Il Bambino che c’è in noi

Il Bambino che c’è in noi

Mentre lo Stato dell’Io Genitore contiene la registrazione degli avvenimenti esterni al bambino, lo Stato dell’Io Bambino include le registrazioni degli avvenimenti interni cioè delle reazioni del bambino a ciò che vede e sente.

Queste reazioni consistono essenzialmente in emozioni e stati d’animo in quanto il bambino non è in possesso di strumenti cognitivi e intellettuali per decodificare e capire gli avvenimenti intorno a sé.

È importante tenere presente che nei primi anni di vita il bambino è in una condizione di impotenza totale: è piccolo, alla mercé degli altri, non controlla i suoi movimenti, non conosce e capisce le parole, non è in grado di costruire espressioni di senso compiuto.

In questo periodo che potremmo definire critico, il bambino invia continue richieste di aiuto incondizionato. Da un lato il bambino deve rispondere a bisogni primari come il bisogno di evacuare, di fare pipì, la fame, l’esplorazione, l’espressione dei propri stati d’animo, l’eccitazione dei primi movimenti e la scoperta di nuove cose. Dall’altro i genitori chiedono più o meno costantemente di rinunciare a queste soddisfazioni primarie offrendo come ricompensa la propria approvazione.

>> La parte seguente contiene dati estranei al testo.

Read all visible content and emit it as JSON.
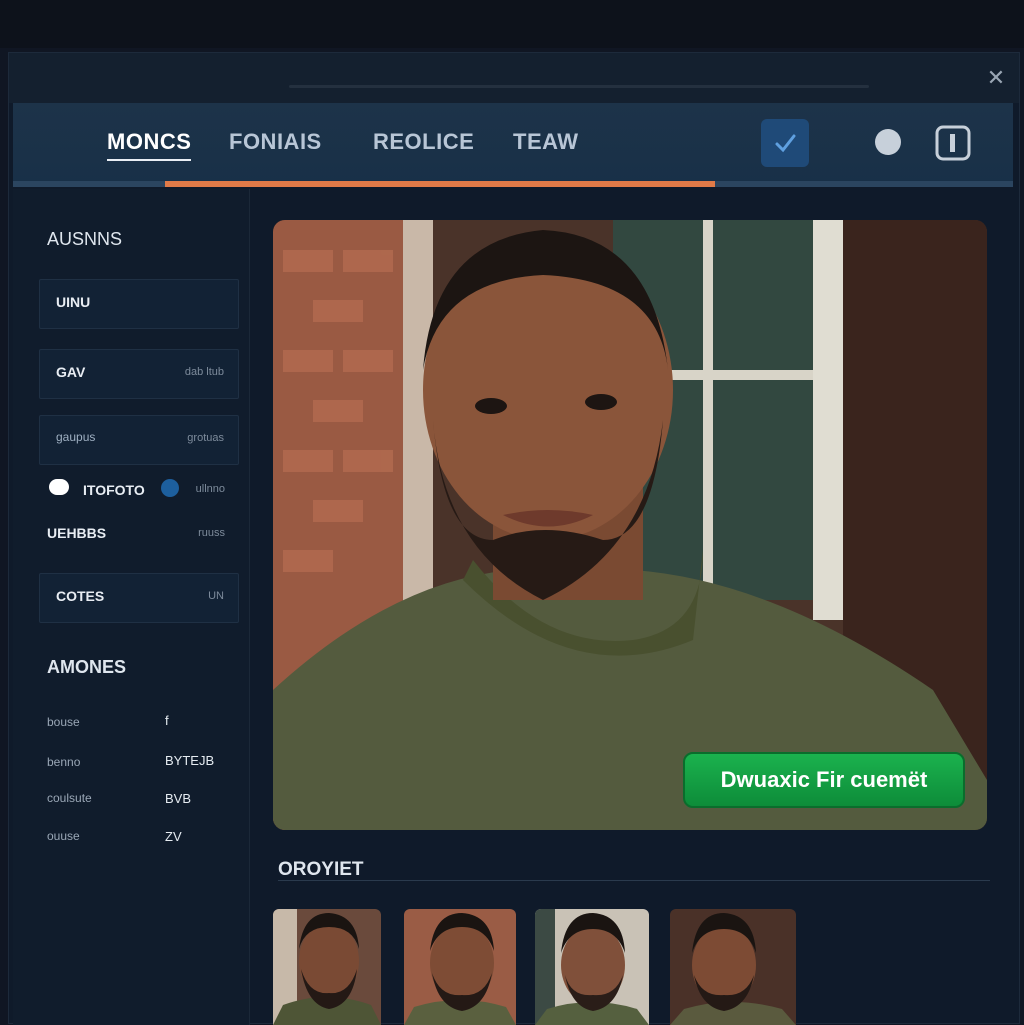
{
  "window": {
    "close_label": "✕"
  },
  "nav": {
    "tabs": [
      {
        "label": "MONCS",
        "active": true
      },
      {
        "label": "FONIAIS",
        "active": false
      },
      {
        "label": "REOLICE",
        "active": false
      },
      {
        "label": "TEAW",
        "active": false
      }
    ],
    "progress_fraction": 0.55,
    "icons": [
      "check-icon",
      "circle-icon",
      "exit-icon"
    ]
  },
  "sidebar": {
    "heading": "AUSNNS",
    "items": [
      {
        "label": "UINU",
        "meta": ""
      },
      {
        "label": "GAV",
        "meta": "dab ltub"
      },
      {
        "label": "gaupus",
        "meta": "grotuas"
      },
      {
        "label": "ITOFOTO",
        "meta": "ullnno"
      },
      {
        "label": "UEHBBS",
        "meta": "ruuss"
      },
      {
        "label": "COTES",
        "meta": "UN"
      }
    ],
    "subheading": "AMONES",
    "details": [
      {
        "label": "bouse",
        "value": "f"
      },
      {
        "label": "benno",
        "value": "BYTEJB"
      },
      {
        "label": "coulsute",
        "value": "BVB"
      },
      {
        "label": "ouuse",
        "value": "ZV"
      }
    ]
  },
  "main": {
    "cta_label": "Dwuaxic Fir cuemët",
    "section_title": "OROYIET"
  },
  "colors": {
    "accent_orange": "#e07a48",
    "cta_green": "#14a045",
    "nav_bg": "#1d3349",
    "window_bg": "#0f1a2a"
  }
}
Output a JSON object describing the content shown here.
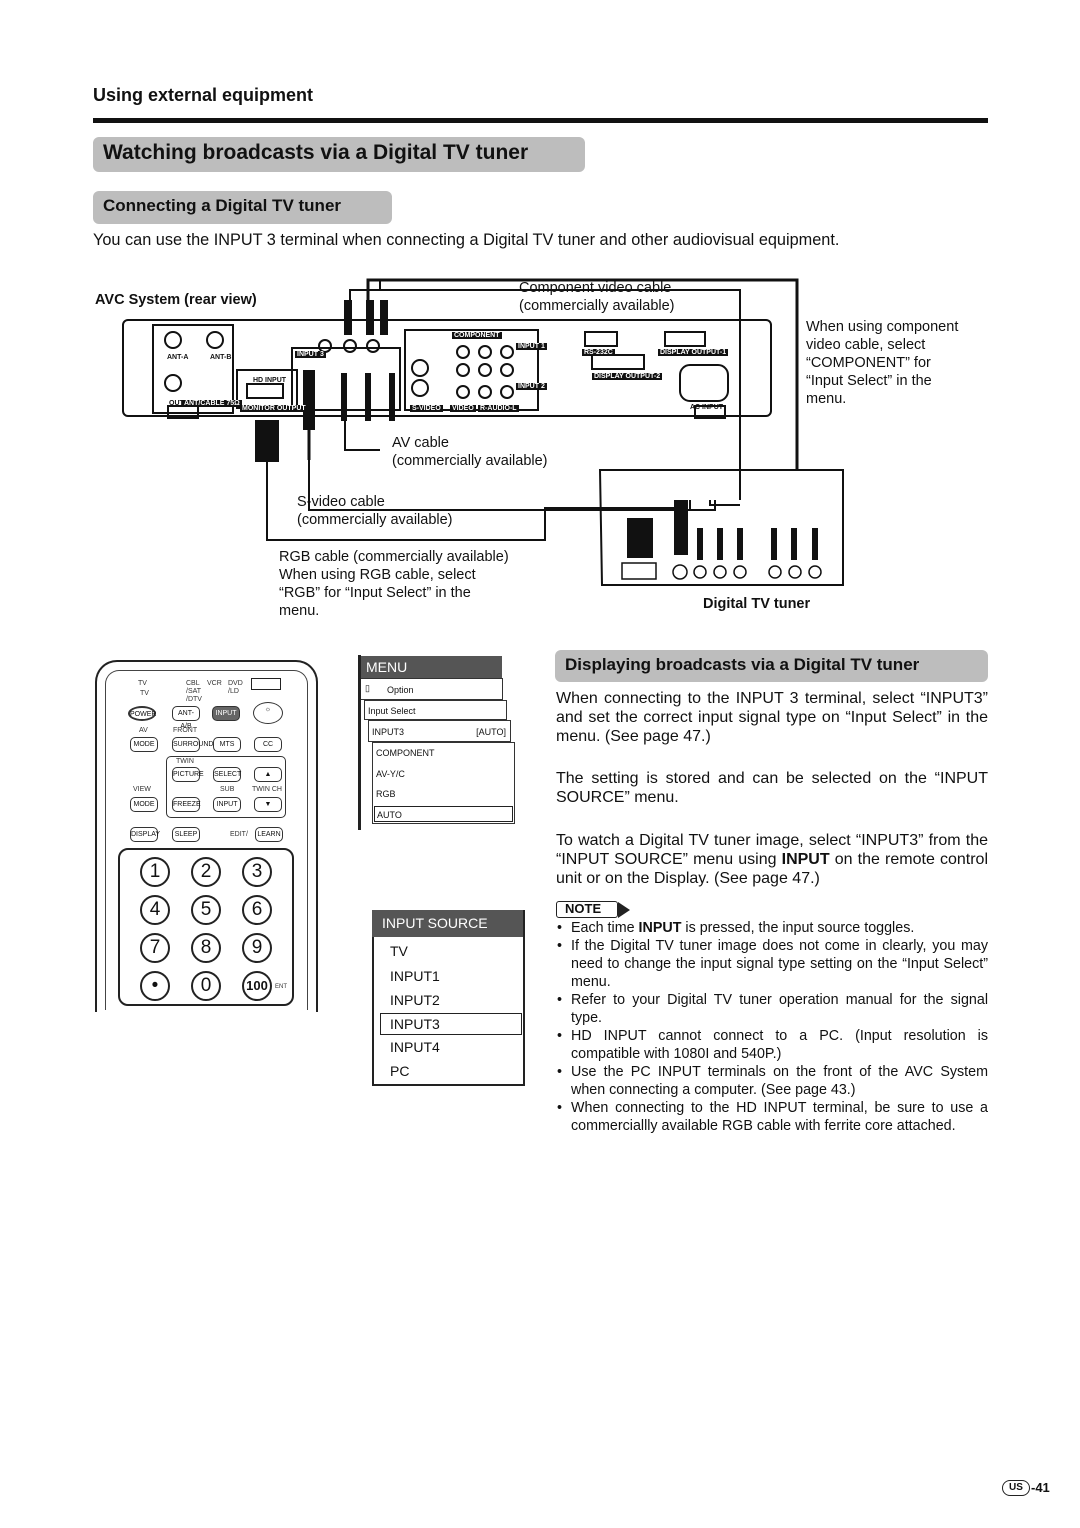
{
  "section": "Using external equipment",
  "title": "Watching broadcasts via a Digital TV tuner",
  "connect": {
    "heading": "Connecting a Digital TV tuner",
    "intro": "You can use the INPUT 3 terminal when connecting a Digital TV tuner and other audiovisual equipment."
  },
  "diagram": {
    "avc_label": "AVC System (rear view)",
    "component_cable": [
      "Component video cable",
      "(commercially available)"
    ],
    "component_note": [
      "When using component",
      "video cable, select",
      "“COMPONENT” for",
      "“Input Select” in the",
      "menu."
    ],
    "av_cable": [
      "AV cable",
      "(commercially available)"
    ],
    "svideo_cable": [
      "S-video cable",
      "(commercially available)"
    ],
    "rgb_note": [
      "RGB cable (commercially available)",
      "When using RGB cable, select",
      "“RGB” for “Input Select” in the",
      "menu."
    ],
    "tuner_label": "Digital TV tuner",
    "panel": {
      "ant_a": "ANT-A",
      "ant_b": "ANT-B",
      "out": "OUT",
      "ant_cable": "ANT/CABLE 75Ω",
      "hd_input": "HD INPUT",
      "monitor_output": "MONITOR OUTPUT",
      "input3": "INPUT 3",
      "component": "COMPONENT",
      "input1": "INPUT 1",
      "input2": "INPUT 2",
      "svideo": "S-VIDEO",
      "video": "VIDEO",
      "audio": "R-AUDIO-L",
      "rs232c": "RS-232C",
      "display_output1": "DISPLAY OUTPUT-1",
      "display_output2": "DISPLAY OUTPUT-2",
      "ac_input": "AC INPUT",
      "y": "Y",
      "pb": "PB",
      "pr": "PR"
    }
  },
  "remote": {
    "modes": [
      "TV",
      "CBL /SAT /DTV",
      "VCR",
      "DVD /LD"
    ],
    "tv": "TV",
    "power": "POWER",
    "ant": "ANT-A/B",
    "input": "INPUT",
    "av": "AV",
    "mode": "MODE",
    "front": "FRONT",
    "surround": "SURROUND",
    "mts": "MTS",
    "cc": "CC",
    "twin": "TWIN",
    "picture": "PICTURE",
    "select": "SELECT",
    "view": "VIEW",
    "sub": "SUB",
    "twinch": "TWIN CH",
    "freeze": "FREEZE",
    "subinput": "INPUT",
    "display": "DISPLAY",
    "sleep": "SLEEP",
    "edit": "EDIT/",
    "learn": "LEARN",
    "digits": [
      "1",
      "2",
      "3",
      "4",
      "5",
      "6",
      "7",
      "8",
      "9",
      "•",
      "0",
      "100"
    ],
    "ent": "ENT"
  },
  "menu": {
    "title": "MENU",
    "option": "Option",
    "input_select": "Input Select",
    "input3": "INPUT3",
    "input3_value": "[AUTO]",
    "options": [
      "COMPONENT",
      "AV-Y/C",
      "RGB",
      "AUTO"
    ],
    "selected": "AUTO"
  },
  "input_source": {
    "title": "INPUT SOURCE",
    "items": [
      "TV",
      "INPUT1",
      "INPUT2",
      "INPUT3",
      "INPUT4",
      "PC"
    ],
    "selected": "INPUT3"
  },
  "display": {
    "heading": "Displaying broadcasts via a Digital TV tuner",
    "p1": "When connecting to the INPUT 3 terminal, select “INPUT3” and set the correct input signal type on “Input Select” in the menu. (See page 47.)",
    "p2": "The setting is stored and can be selected on the “INPUT SOURCE” menu.",
    "p3a": "To watch a Digital TV tuner image, select “INPUT3” from the “INPUT SOURCE” menu using ",
    "p3b": "INPUT",
    "p3c": " on the remote control unit or on the Display. (See page 47.)",
    "note_label": "NOTE",
    "notes": [
      {
        "a": "Each time ",
        "b": "INPUT",
        "c": " is pressed, the input source toggles."
      },
      {
        "a": "If the Digital TV tuner image does not come in clearly, you may need to change the input signal type setting on the “Input Select” menu."
      },
      {
        "a": "Refer to your Digital TV tuner operation manual for the signal type."
      },
      {
        "a": "HD INPUT cannot connect to a PC. (Input resolution is compatible with 1080I and 540P.)"
      },
      {
        "a": "Use the PC INPUT terminals on the front of the AVC System when connecting a computer. (See page 43.)"
      },
      {
        "a": "When connecting to the HD INPUT terminal, be sure to use a commerciallly available RGB cable with ferrite core attached."
      }
    ]
  },
  "footer": {
    "region": "US",
    "page": "-41"
  }
}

L’approvazione da parte dei genitori è per il bambino un mistero totale in quanto non è in grado di istituire alcun rapporto certo di causa ed effetto.

Non è sorprendente, quindi, che di fronte a questo frustrante processo di socializzazione in un contesto poco comprensibile lo stato d’animo prevalente sia di tipo negativo. In termini di analisi transazionale possiamo affermare che il bambino è in una posizione esistenziale “io non sono ok“. Questa condizione di non ok è registrata in modo indelebile nello Stato dell’Io Bambino ed è un residuo del passaggio attraverso l’infanzia. Il Bambino non ok è presente in ogni persona anche nei figli di genitori buoni, amorevoli, indulgenti e disponibili. Questa condizione di non ok non è tanto determinata dal comportamento dei genitori quanto dalla condizione infantile di impotenza e inferiorità. Se i figli di genitori “bravi” si portano comunque il peso del non ok non è difficile immaginare quale fardello di dinamiche negative possano esistere nei figli di genitori negligenti, abusanti, maltrattanti e narcisisti.

Le registrazioni dello Stato dell’Io Bambino, come quelle dello stato dell’Io Genitore, possono essere rievocate rapidamente in qualsiasi momento della vita e in ogni tipo di relazione e comunicazione. E se la situazione reale del qui ed ora ricrea una qualche situazione infantile susciterà gli stessi stati d’animo ed emozioni che furono provate allora. In tutte le condizioni in cui non c’è alternativa o ci troviamo con le spalle al muro o pensiamo di non riuscire a sopravvivere lo Stato non ok del bambino originario viene riattivato e vengono rivissute le stesse emozioni. Si tratta di una versione aggiornata della depressione primaria del bambino.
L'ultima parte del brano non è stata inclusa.